How being a good leader in business can translate to being a good partner in marriage.

I made a note a while back, maybe even a year ago, in the hodgepodge of notebooks I keep for the next story I’m working on. Each of us privately tending to our own decay. Our bodies, even in marriage, are such a private affair.

I have bad eyes. Genetic. So many surgeries. I also have an outrageously high, statistically significant risk of getting breast cancer. Recently, I looked into the abyss of genetic testing for the cancer bit. I decided not to. My decision came after much conferring with experts, my husband Hal being one of them. He is an expert on me.

And more recently I had another scare with my eyes. I won’t go into the boring details, but there were scary tests and talk of tumors and vascular anomalies inside my head. All is good. But that’s not the point. The point of this story is that I engaged with the personal of this really scary moment the way I would engage with a business hurdle, and it gave me tremendous perspective.

I decided not to just think good thoughts and trust that everything would be ok. I also made a pact with myself not to just worry about the worst case scenarios and hyperventilate.

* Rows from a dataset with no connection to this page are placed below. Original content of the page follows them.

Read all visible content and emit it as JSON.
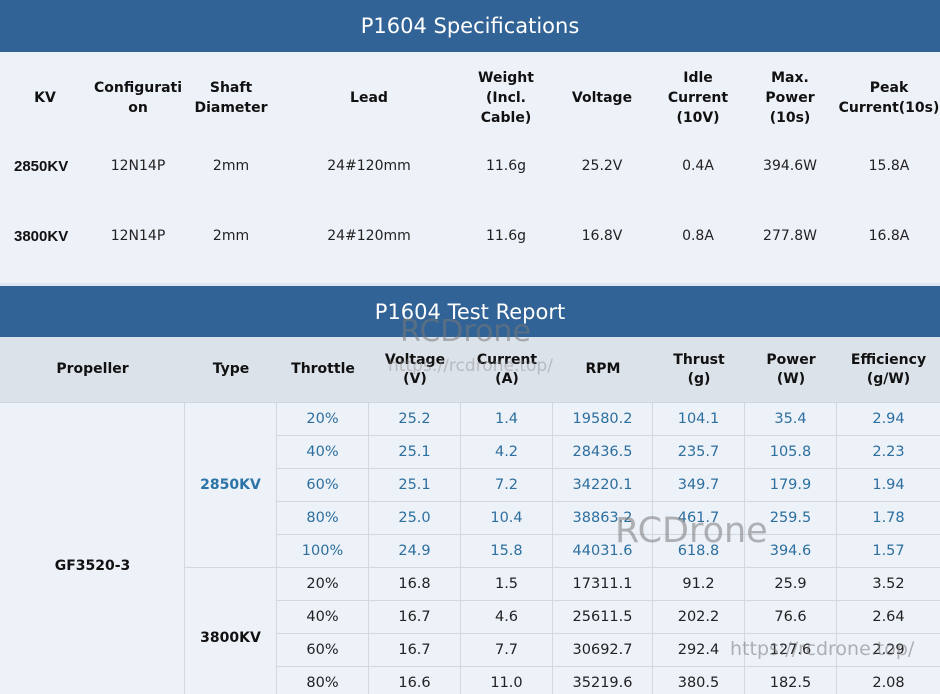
{
  "spec": {
    "title": "P1604 Specifications",
    "headers": {
      "kv": "KV",
      "configuration": "Configurati on",
      "shaft": "Shaft Diameter",
      "lead": "Lead",
      "weight": "Weight (Incl. Cable)",
      "voltage": "Voltage",
      "idle": "Idle Current (10V)",
      "max_power": "Max. Power (10s)",
      "peak": "Peak Current(10s)"
    },
    "rows": [
      {
        "kv": "2850KV",
        "configuration": "12N14P",
        "shaft": "2mm",
        "lead": "24#120mm",
        "weight": "11.6g",
        "voltage": "25.2V",
        "idle": "0.4A",
        "max_power": "394.6W",
        "peak": "15.8A"
      },
      {
        "kv": "3800KV",
        "configuration": "12N14P",
        "shaft": "2mm",
        "lead": "24#120mm",
        "weight": "11.6g",
        "voltage": "16.8V",
        "idle": "0.8A",
        "max_power": "277.8W",
        "peak": "16.8A"
      }
    ]
  },
  "test": {
    "title": "P1604 Test Report",
    "headers": {
      "propeller": "Propeller",
      "type": "Type",
      "throttle": "Throttle",
      "voltage": "Voltage (V)",
      "current": "Current (A)",
      "rpm": "RPM",
      "thrust": "Thrust (g)",
      "power": "Power (W)",
      "efficiency": "Efficiency (g/W)"
    },
    "propeller": "GF3520-3",
    "groups": [
      {
        "type": "2850KV",
        "rows": [
          [
            "20%",
            "25.2",
            "1.4",
            "19580.2",
            "104.1",
            "35.4",
            "2.94"
          ],
          [
            "40%",
            "25.1",
            "4.2",
            "28436.5",
            "235.7",
            "105.8",
            "2.23"
          ],
          [
            "60%",
            "25.1",
            "7.2",
            "34220.1",
            "349.7",
            "179.9",
            "1.94"
          ],
          [
            "80%",
            "25.0",
            "10.4",
            "38863.2",
            "461.7",
            "259.5",
            "1.78"
          ],
          [
            "100%",
            "24.9",
            "15.8",
            "44031.6",
            "618.8",
            "394.6",
            "1.57"
          ]
        ]
      },
      {
        "type": "3800KV",
        "rows": [
          [
            "20%",
            "16.8",
            "1.5",
            "17311.1",
            "91.2",
            "25.9",
            "3.52"
          ],
          [
            "40%",
            "16.7",
            "4.6",
            "25611.5",
            "202.2",
            "76.6",
            "2.64"
          ],
          [
            "60%",
            "16.7",
            "7.7",
            "30692.7",
            "292.4",
            "127.6",
            "2.29"
          ],
          [
            "80%",
            "16.6",
            "11.0",
            "35219.6",
            "380.5",
            "182.5",
            "2.08"
          ]
        ]
      }
    ]
  },
  "watermarks": {
    "brand": "RCDrone",
    "url_small": "https://rcdrone.top/",
    "brand_mid": "RCDrone",
    "url_bottom": "https://rcdrone.top/"
  },
  "colors": {
    "banner": "#326396",
    "background": "#edf1f8",
    "header_row": "#dce2ea",
    "accent_text": "#2d6f9e"
  }
}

I looked forward to a bad outcome and put together a team that I would literally trust with my life, knowing they would help get Hal and I through it. I spoke to everyone before there was a problem, and mapped out what could happen and how it would go down if there was a problem. Just like I would on a project.

On projects I know that teams like to have “if, then” scenarios planned out. If this happens, then we do that. If that happens… etc. It means that people, including myself, know what to do when the shit hits the fan.

I did this planning for myself, and for my husband. He would be overwhelmed taking care of me and our business. It was simple really: Look forward, put together the team that would be needed to support us. But there’s something funny that happens to us when it’s our own health. There’s an implied weakness to being sick, there’s shame, and hiding. All of this happens when there’s a problem in business, too. But people are trained to be rational, to mitigate, to succession plan.

I’m thrilled there was no shit, and no whirling fan. I’m also thrilled that I’ve learned that there are rational business practices that I’m deeply familiar with that can serve me, my friends and family, and my marriage, in case of emergency.